A Sky News investigation also found the firm, Poly Implants Protheses (PIP), was accused by its insurers a year later of deliberately concealing complaints from regulators, surgeons and clinics.

A report by a consultant plastic surgeon in Los Angeles in 2005 warned that PIP implants were three-and-a-half times more likely to rupture than a test group.

Dr. Grant Stevens compared 500 PIP implants with 500 implants manufactured by Mentor Siltex. After four years, 15 percent of the PIP implants had ruptured compared to just four percent of those made by the other brand. Stevens claims that at the time, PIP asked him not to report his studies.

Sky News also obtained a copy of a letter PIP received from its insurers in 2006, accusing it of failing to notify them or French regulators of incidents that would necessitate the implants' removal, despite it being compulsory to do so.

"We are observing there are over 4,000 claims.
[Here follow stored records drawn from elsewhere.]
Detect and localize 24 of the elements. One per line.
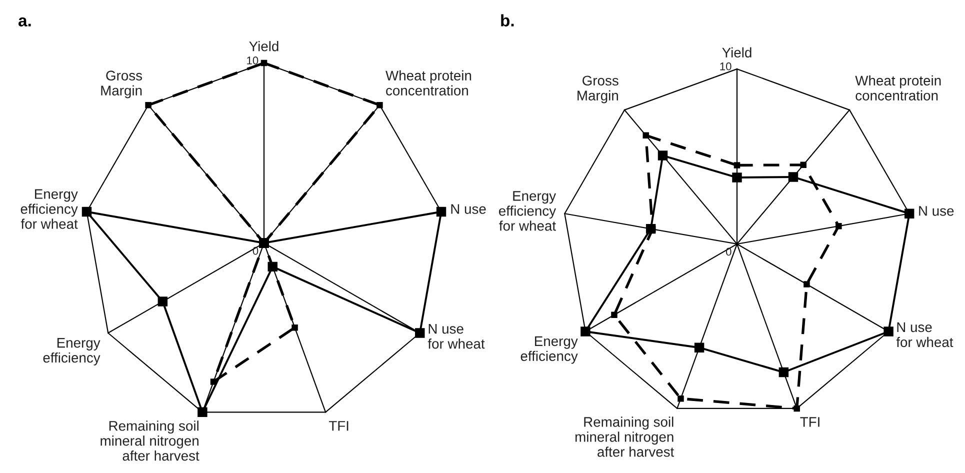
spoke-label: Energy efficiency for wheat	[498, 191, 556, 231]
spoke-label: Yield	[722, 47, 752, 58]
chart-title: b.	[501, 14, 514, 26]
spoke-label: Energy efficiency	[520, 336, 578, 364]
spoke-label: Wheat protein concentration	[386, 70, 472, 96]
spoke-label: N use for wheat	[428, 324, 485, 349]
chart-title: a.	[18, 17, 31, 26]
y-tick-label: 10	[720, 62, 732, 70]
spoke-label: TFI	[328, 421, 348, 431]
spoke-label: TFI	[800, 417, 820, 427]
spoke-label: N use	[451, 204, 486, 214]
spoke-label: Energy efficiency for wheat	[20, 189, 78, 229]
spoke-label: Remaining soil mineral nitrogen after harvest	[100, 420, 200, 461]
spoke-label: Remaining soil mineral nitrogen after harvest	[575, 416, 674, 457]
spoke-label: Wheat protein concentration	[855, 75, 941, 100]
spoke-label: N use	[919, 206, 954, 216]
spoke-label: Energy efficiency	[43, 338, 100, 366]
spoke-label: Yield	[249, 41, 278, 52]
spoke-label: Gross Margin	[101, 70, 142, 98]
y-tick-label: 0	[726, 248, 732, 256]
y-tick-label: 0	[252, 246, 258, 255]
y-tick-label: 10	[247, 56, 258, 64]
spoke-label: Gross Margin	[578, 76, 618, 104]
spoke-label: N use for wheat	[896, 322, 954, 348]
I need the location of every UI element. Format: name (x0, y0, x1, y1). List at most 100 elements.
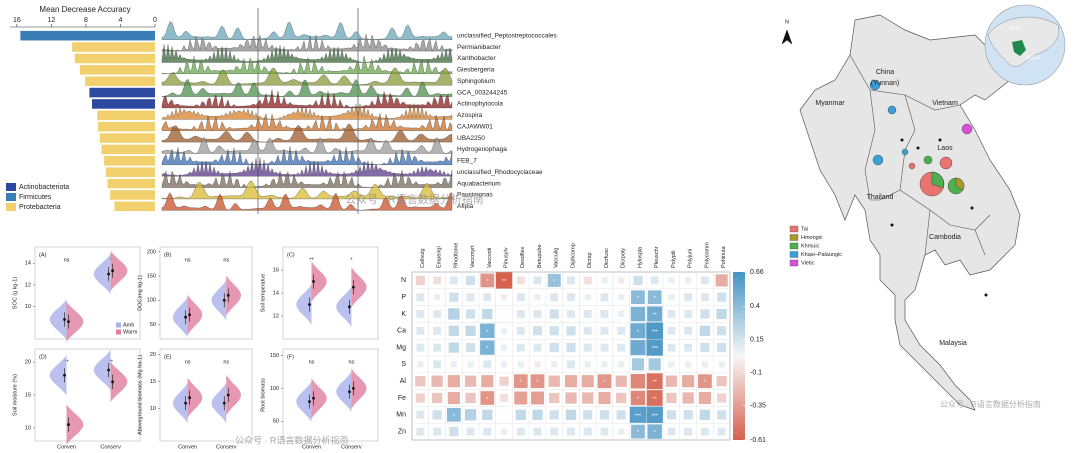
heatmap-cell (618, 277, 625, 284)
legend-swatch (116, 322, 121, 328)
heatmap-cell (415, 275, 425, 285)
significance-label: *** (651, 346, 658, 352)
heatmap-cell (500, 294, 508, 301)
mean-point (63, 373, 66, 377)
x-tick-label: 8 (84, 17, 88, 24)
site-dot (900, 138, 904, 142)
bar (110, 190, 155, 200)
heatmap-cell (633, 275, 643, 285)
legend-swatch (116, 329, 121, 335)
mean-point (312, 280, 315, 283)
bar (91, 99, 155, 109)
colorbar-label: -0.35 (750, 402, 766, 409)
heatmap-cell (716, 376, 727, 387)
ridge-area (161, 78, 453, 97)
violin (187, 294, 203, 335)
heatmap-cell (416, 326, 425, 335)
significance-label: * (637, 430, 640, 436)
mean-point (312, 396, 315, 400)
legend-label: Hmongic (801, 235, 823, 241)
x-tick-label: 16 (13, 17, 21, 24)
column-label: Diphcomp (570, 243, 576, 268)
significance-label: * (637, 396, 640, 402)
legend-label: Firmicutes (19, 194, 52, 201)
mean-point (348, 305, 351, 309)
heatmap-cell (684, 293, 693, 302)
mean-point (188, 396, 192, 400)
x-tick-label: 4 (119, 17, 123, 24)
mean-point (188, 313, 192, 317)
heatmap-cell (483, 360, 492, 369)
bar (85, 76, 155, 86)
bar (79, 65, 155, 75)
panel-label: (D) (39, 354, 47, 360)
heatmap-cell (565, 409, 577, 420)
heatmap-cell (416, 343, 425, 352)
column-label: Polyjuni (688, 249, 694, 268)
heatmap-cell (646, 390, 663, 406)
heatmap-cell (717, 393, 727, 403)
heatmap-cell (717, 343, 727, 353)
map-label: China (876, 69, 894, 76)
heatmap-cell (630, 323, 646, 339)
heatmap-cell (448, 325, 459, 336)
y-axis-label: DOC(mg kg-1) (137, 275, 143, 311)
heatmap-cell (431, 392, 443, 404)
site-marker (901, 148, 909, 156)
x-tick-label: Conserv (341, 444, 362, 450)
heatmap-cell (503, 413, 506, 416)
site-dot (970, 206, 974, 210)
watermark: 公众号 · R语言数据分析指南 (345, 192, 484, 206)
heatmap-cell (500, 361, 508, 368)
map-label: Vietnam (932, 100, 958, 107)
heatmap-cell (700, 293, 709, 302)
ridge-area (161, 34, 453, 52)
y-tick-label: 12 (25, 282, 31, 288)
map-label: (Yunnan) (871, 80, 899, 87)
heatmap-cell (548, 375, 560, 387)
site-marker (869, 79, 881, 91)
watermark: 公众号 · R语言数据分析指南 (235, 434, 349, 445)
y-tick-label: 200 (147, 249, 156, 255)
bar (98, 121, 155, 132)
heatmap-cell (717, 410, 727, 420)
y-tick-label: 20 (25, 360, 31, 366)
taxon-label: Sphingobium (457, 78, 495, 85)
heatmap-cell (465, 343, 476, 353)
legend-label: Amb (123, 322, 134, 328)
heatmap-cell (483, 427, 492, 436)
heatmap-cell (616, 392, 627, 404)
legend-label: Actinobacteriota (19, 184, 69, 191)
heatmap-cell (464, 409, 477, 421)
column-label: Desdflex (520, 246, 526, 268)
x-tick-label: Conserv (100, 444, 121, 450)
mean-point (184, 315, 188, 319)
significance-label: * (486, 329, 489, 335)
significance-label: ** (64, 359, 69, 365)
map (781, 4, 1066, 411)
row-label: N (401, 277, 406, 284)
heatmap-cell (566, 343, 576, 353)
heatmap-cell (650, 276, 659, 285)
heatmap-cell (699, 409, 711, 420)
legend-label: Khasi–Palaungic (801, 252, 842, 258)
heatmap-cell (465, 275, 476, 285)
row-label: P (401, 294, 406, 301)
heatmap-cell (499, 376, 509, 386)
y-tick-label: 100 (270, 386, 279, 392)
taxon-label: Hydrogenophaga (457, 146, 507, 153)
heatmap-cell (431, 375, 443, 387)
y-axis-label: SOC (g kg-1) (12, 277, 18, 310)
mean-point (63, 318, 66, 321)
violin (296, 284, 312, 325)
heatmap-cell (646, 406, 663, 423)
heatmap-cell (416, 293, 425, 302)
bar (89, 87, 155, 98)
significance-label: ns (348, 359, 354, 365)
heatmap-cell (416, 427, 425, 436)
y-tick-label: 50 (273, 419, 279, 425)
heatmap-cell (533, 343, 542, 352)
significance-label: ** (653, 312, 658, 318)
panel-label: (E) (164, 354, 172, 360)
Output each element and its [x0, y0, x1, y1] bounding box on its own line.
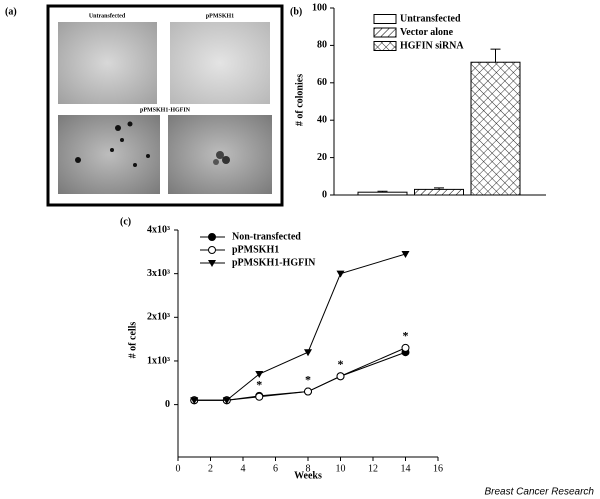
x-tick-label: 10 [336, 463, 346, 474]
y-tick-label: 60 [317, 77, 327, 88]
y-tick-label: 1x10³ [147, 355, 170, 366]
y-tick-label: 100 [312, 2, 327, 13]
y-tick-label: 80 [317, 40, 327, 51]
legend-label: Untransfected [400, 13, 461, 24]
y-tick-label: 3x10³ [147, 268, 170, 279]
y-axis-label: # of colonies [294, 74, 305, 126]
bar [414, 188, 464, 196]
annotation: * [338, 357, 344, 371]
x-tick-label: 14 [401, 463, 411, 474]
y-tick-label: 20 [317, 152, 327, 163]
marker [336, 270, 345, 278]
marker [222, 397, 231, 405]
x-tick-label: 6 [273, 463, 278, 474]
footer: Breast Cancer Research [485, 487, 595, 498]
y-axis-label: # of cells [127, 322, 138, 359]
image-caption: pPMSKH1-HGFIN [140, 107, 191, 113]
legend-swatch [373, 14, 397, 24]
legend-label: pPMSKH1-HGFIN [232, 257, 316, 268]
marker [190, 397, 199, 405]
legend-label: Vector alone [400, 27, 454, 38]
y-tick-label: 0 [322, 189, 327, 200]
marker [255, 371, 264, 379]
micrograph [58, 22, 157, 104]
marker [336, 372, 345, 381]
micrograph [58, 115, 160, 194]
x-tick-label: 12 [368, 463, 378, 474]
annotation: * [256, 378, 262, 392]
marker [304, 387, 312, 396]
legend-marker [208, 233, 216, 241]
x-tick-label: 8 [306, 463, 311, 474]
bar [357, 191, 408, 196]
legend-label: pPMSKH1 [232, 244, 279, 255]
legend-swatch [373, 27, 397, 38]
y-tick-label: 0 [165, 399, 170, 410]
legend-label: Non-transfected [232, 231, 301, 242]
x-tick-label: 0 [176, 463, 181, 474]
colony-spots [75, 121, 230, 167]
y-tick-label: 2x10³ [147, 312, 170, 323]
micrograph [170, 22, 270, 104]
y-tick-label: 40 [317, 114, 327, 125]
marker [401, 251, 410, 259]
legend-marker [208, 246, 216, 254]
panel-label: (a) [5, 6, 17, 17]
x-axis-label: Weeks [294, 470, 322, 481]
bar [470, 61, 521, 196]
annotation: * [403, 329, 409, 343]
image-caption: Untransfected [89, 13, 126, 19]
panel-label: (c) [120, 216, 131, 227]
x-tick-label: 16 [433, 463, 443, 474]
image-caption: pPMSKH1 [206, 13, 234, 19]
x-tick-label: 4 [241, 463, 246, 474]
legend-label: HGFIN siRNA [400, 40, 464, 51]
annotation: * [305, 372, 311, 386]
x-tick-label: 2 [208, 463, 213, 474]
marker [304, 349, 312, 357]
y-tick-label: 4x10³ [147, 224, 170, 235]
series-line [194, 351, 406, 401]
marker [401, 343, 410, 352]
legend-marker [208, 260, 216, 267]
legend-swatch [373, 41, 397, 51]
series-line [194, 253, 406, 401]
marker [255, 392, 264, 401]
panel-label: (b) [290, 6, 302, 17]
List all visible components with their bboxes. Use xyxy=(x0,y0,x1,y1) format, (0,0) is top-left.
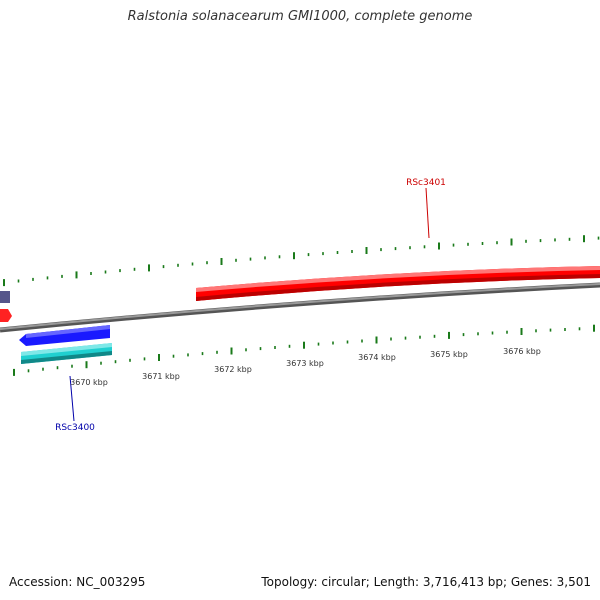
scale-labels: 3670 kbp 3671 kbp 3672 kbp 3673 kbp 3674… xyxy=(70,347,541,387)
tick-track-upper xyxy=(3,235,600,287)
scale-label: 3674 kbp xyxy=(358,353,396,362)
gene-label-rsc3401[interactable]: RSc3401 xyxy=(406,178,446,188)
scale-label: 3670 kbp xyxy=(70,378,108,387)
scale-label: 3676 kbp xyxy=(503,347,541,356)
gene-label-leader xyxy=(425,187,430,239)
scale-label: 3672 kbp xyxy=(214,365,252,374)
gene-rsc3401[interactable] xyxy=(196,266,600,301)
scale-label: 3673 kbp xyxy=(286,359,324,368)
gene-label-leader xyxy=(69,375,75,422)
scale-label: 3671 kbp xyxy=(142,372,180,381)
scale-label: 3675 kbp xyxy=(430,350,468,359)
genome-summary-text: Topology: circular; Length: 3,716,413 bp… xyxy=(261,575,591,589)
map-title: Ralstonia solanacearum GMI1000, complete… xyxy=(127,9,473,24)
gene-reverse-cyan[interactable] xyxy=(21,343,112,364)
accession-text: Accession: NC_003295 xyxy=(9,575,146,589)
gene-label-rsc3400[interactable]: RSc3400 xyxy=(55,423,95,433)
tick-track-lower xyxy=(13,324,595,376)
gene-rsc3400[interactable] xyxy=(19,325,110,346)
feature-partial-purple[interactable] xyxy=(0,291,10,303)
feature-partial-red[interactable] xyxy=(0,309,12,322)
genome-backbone xyxy=(0,282,600,333)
PIP received 466 claims before 1999 and 1,783 claims between 2000 and 2002. Until 2005 our company was notified of only four events," the letter said.

"Your company has therefore systematically concealed for many years the claims received from surgeons or clinics in relation to incidents and removals of your prosthesis," it added. "We hold that PIP, by a deliberate, willful and financially-rewarding violation of the regulations, prevented the authorities conducting an inquiry to try [to] stop the incidents."

The letter was one of several warnings about PIP dating over a decade.

In March 2000, US regulators found 11 deviations from "good manufacturing practices" at the PIP factory in France.

In February 2009, the UK regulatory authority was warned of a number of medical claims against the company, which is based in La Seyne-sur-Mer near Toulon in southeastern France.

The French government now advises patients who were fitted with PIP implants to have them removed, and has even offered to pay for the surgery, provided the original procedure was for reconstructive and not cosmetic reasons.

It has also been discovered that PIP made products for men including prosthetic testicles.

Employees of the now-closed PIP told the Le Parisien Daily that the firm manufactured testicle, chest and buttocks implants for men, The Independent reported Thursday.

The fake testicles -- used by patients who have undergone surgery for testicular cancer -- were shipped worldwide, but the number of men who had them fitted was not known.

A former PIP employee told Le Parisien that the male buttocks and chest implants contained the same gel as the breast implants at the center of the global health scare.

"For aesthetic reasons some of our clients, especially those in South America, ordered them, and in that case the gel used to make them was the suspect gel," the ex-employee said.

It was not immediately clear if the sub-standard silicone was also used in the testicular implants.